Security and Data Protection Tips for the Future

Security and Data Protection Tips for the Future

Security and privacy have been significant issues for businesses in recent years. As safeguarding customer data has become an ever-evolving game between hackers and companies, new ways of transferring and storing data have emerged with blockchain.

However, as we progress towards a digital landscape where more complex forms of protection are available, pockets of potential risk are involved. If your business wants to put its best foot forward and protect its data, consider the following key points.


Complying with GDPR

With data privacy at the forefront of the tech sector and the entire global business community, adhering to general data protection regulations (GDPR) can be the difference between a hefty fine and company integrity. With many big data companies like Facebook and Amazon, currently under great scrutiny for storing, transferring, and protecting user data, it is vital to be overly cautious regarding GDPR. If you're unsure whether a particular practice infringes on GDPR always err on the side of caution and act conservatively.


Privacy by Design

Privacy by design is an approach used to consider the security and data protection aspects of any project at the design stage, meaning you design your systems and processes with privacy in mind. It is not merely crucial from a business protection perspective but also a requirement as you will have to adhere to international data privacy regulations.

In essence, this means you have to integrate data protection into your processing activities and business practices. While this can be applied across your whole business, some examples include developing new IT systems, services, products, and processes involving personal processing data; developing organisational policies, and physical design; or even using data sharing software.

When utilising privacy by design, you reduce the risk of potential data loss arising from security breaches. If you design your projects, processes, and systems with privacy in mind, you can identify issues sooner and raise awareness of privacy concerns in the organisation.


Understanding Your Processes

The best way to be prepared for anything is through adequate planning and execution. Preparing for a data breach means complying with GDPR, utilising privacy by design, and having a plan set in place for your entire team to execute and adhere to. Practising potential breach protocol and testing your software and systems will also be crucial as it will show you the complete data risk journey. Understanding your processes, and subsequently testing them will be the real analysis of how secure your business is.


Privacy Impact Awareness (PIA)

Privacy Impact Awareness (PIA) is a useful tool used to highlight and lower the risk of ineffective privacy practices in your company. These assessments reduce your risk of mishandling personal data by looking at your business's development life cycle. A full run-through of your services and protocol allows greater scrutiny into potential privacy risks.

Key stakeholders are involved in a PIA review as recommendations on addressing challenges need to be presented. Ultimately, a PIA will help a business and security team develop better processes and systems for handling sensitive data.


Risk Classification

When creating a risk classification of your data and processes, it is essential to complete a data mapping exercise initially. This means getting all of your data ducks in a row. Understand how your data is stored, transferred and organised. How is it, inventoried? Is everything safeguarded? If so, to what degree? Where are the areas of potential risk? These need to be answered before you can undertake a useful risk classification overview.

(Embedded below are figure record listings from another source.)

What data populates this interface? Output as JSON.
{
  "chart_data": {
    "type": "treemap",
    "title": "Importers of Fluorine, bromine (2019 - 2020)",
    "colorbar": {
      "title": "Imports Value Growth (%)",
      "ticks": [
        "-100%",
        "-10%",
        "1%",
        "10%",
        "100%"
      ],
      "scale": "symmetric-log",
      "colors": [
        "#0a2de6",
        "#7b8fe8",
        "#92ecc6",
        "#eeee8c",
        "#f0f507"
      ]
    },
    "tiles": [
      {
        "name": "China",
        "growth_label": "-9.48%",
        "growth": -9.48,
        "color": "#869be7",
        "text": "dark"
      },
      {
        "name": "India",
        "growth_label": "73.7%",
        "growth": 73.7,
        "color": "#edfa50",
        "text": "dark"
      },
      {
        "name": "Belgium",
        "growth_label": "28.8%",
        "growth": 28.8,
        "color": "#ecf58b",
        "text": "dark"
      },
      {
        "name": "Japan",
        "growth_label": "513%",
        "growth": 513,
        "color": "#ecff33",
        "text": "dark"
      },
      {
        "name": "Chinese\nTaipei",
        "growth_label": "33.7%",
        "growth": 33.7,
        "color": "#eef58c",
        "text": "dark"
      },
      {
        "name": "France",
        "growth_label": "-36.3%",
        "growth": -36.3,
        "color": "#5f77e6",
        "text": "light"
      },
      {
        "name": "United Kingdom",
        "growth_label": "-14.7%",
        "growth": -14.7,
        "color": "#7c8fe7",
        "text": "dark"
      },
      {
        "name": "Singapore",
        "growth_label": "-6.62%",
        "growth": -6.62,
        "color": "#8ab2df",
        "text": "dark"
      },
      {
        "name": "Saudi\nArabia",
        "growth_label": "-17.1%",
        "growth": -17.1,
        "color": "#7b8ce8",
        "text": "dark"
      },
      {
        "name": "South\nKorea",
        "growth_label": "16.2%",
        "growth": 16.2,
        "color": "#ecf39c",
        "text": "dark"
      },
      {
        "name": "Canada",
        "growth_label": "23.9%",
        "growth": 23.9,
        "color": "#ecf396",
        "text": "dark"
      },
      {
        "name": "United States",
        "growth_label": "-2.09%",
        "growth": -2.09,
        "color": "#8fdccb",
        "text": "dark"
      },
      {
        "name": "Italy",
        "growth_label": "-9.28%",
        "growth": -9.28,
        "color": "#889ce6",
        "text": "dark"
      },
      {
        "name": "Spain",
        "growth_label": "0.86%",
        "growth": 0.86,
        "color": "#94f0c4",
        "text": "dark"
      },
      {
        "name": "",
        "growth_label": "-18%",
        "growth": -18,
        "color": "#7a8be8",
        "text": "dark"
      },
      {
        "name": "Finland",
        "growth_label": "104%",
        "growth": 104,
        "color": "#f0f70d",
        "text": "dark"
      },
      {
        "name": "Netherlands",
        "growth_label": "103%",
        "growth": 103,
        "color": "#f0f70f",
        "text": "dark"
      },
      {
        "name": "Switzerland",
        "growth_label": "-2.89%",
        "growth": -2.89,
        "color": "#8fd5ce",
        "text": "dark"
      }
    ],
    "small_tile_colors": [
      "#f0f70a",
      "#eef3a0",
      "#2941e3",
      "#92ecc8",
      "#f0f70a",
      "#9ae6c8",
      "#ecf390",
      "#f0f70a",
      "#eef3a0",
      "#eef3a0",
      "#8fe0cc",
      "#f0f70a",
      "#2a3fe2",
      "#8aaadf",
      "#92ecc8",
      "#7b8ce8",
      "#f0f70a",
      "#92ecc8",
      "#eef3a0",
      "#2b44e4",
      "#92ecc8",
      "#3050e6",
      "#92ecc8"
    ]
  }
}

If specific data were to be stolen or lost, it could significantly injure your relationship with clients and even your overall operations. Having a sense of what data is at risk during a breach also helps your IT team harden defences and strategies to protect organisational data. If they know that certain information is at stake, they can prioritise their time on a solution to protect these assets. They can also set up alerts using various security technologies to know if unusual activity occurs with these data types.


A Brave New World

These are merely a few, yet paramount, aspects to consider when reviewing your business's data security and privacy. With emerging tech like blockchain looking to decentralise data, it will bring both new security capabilities and risk. We covered the impact that blockchain may have in this respect in our blog: Blockchain Will Change The World. That's why it is crucial to have a well thought effective, realistic, and specific plan to protect your team and your business.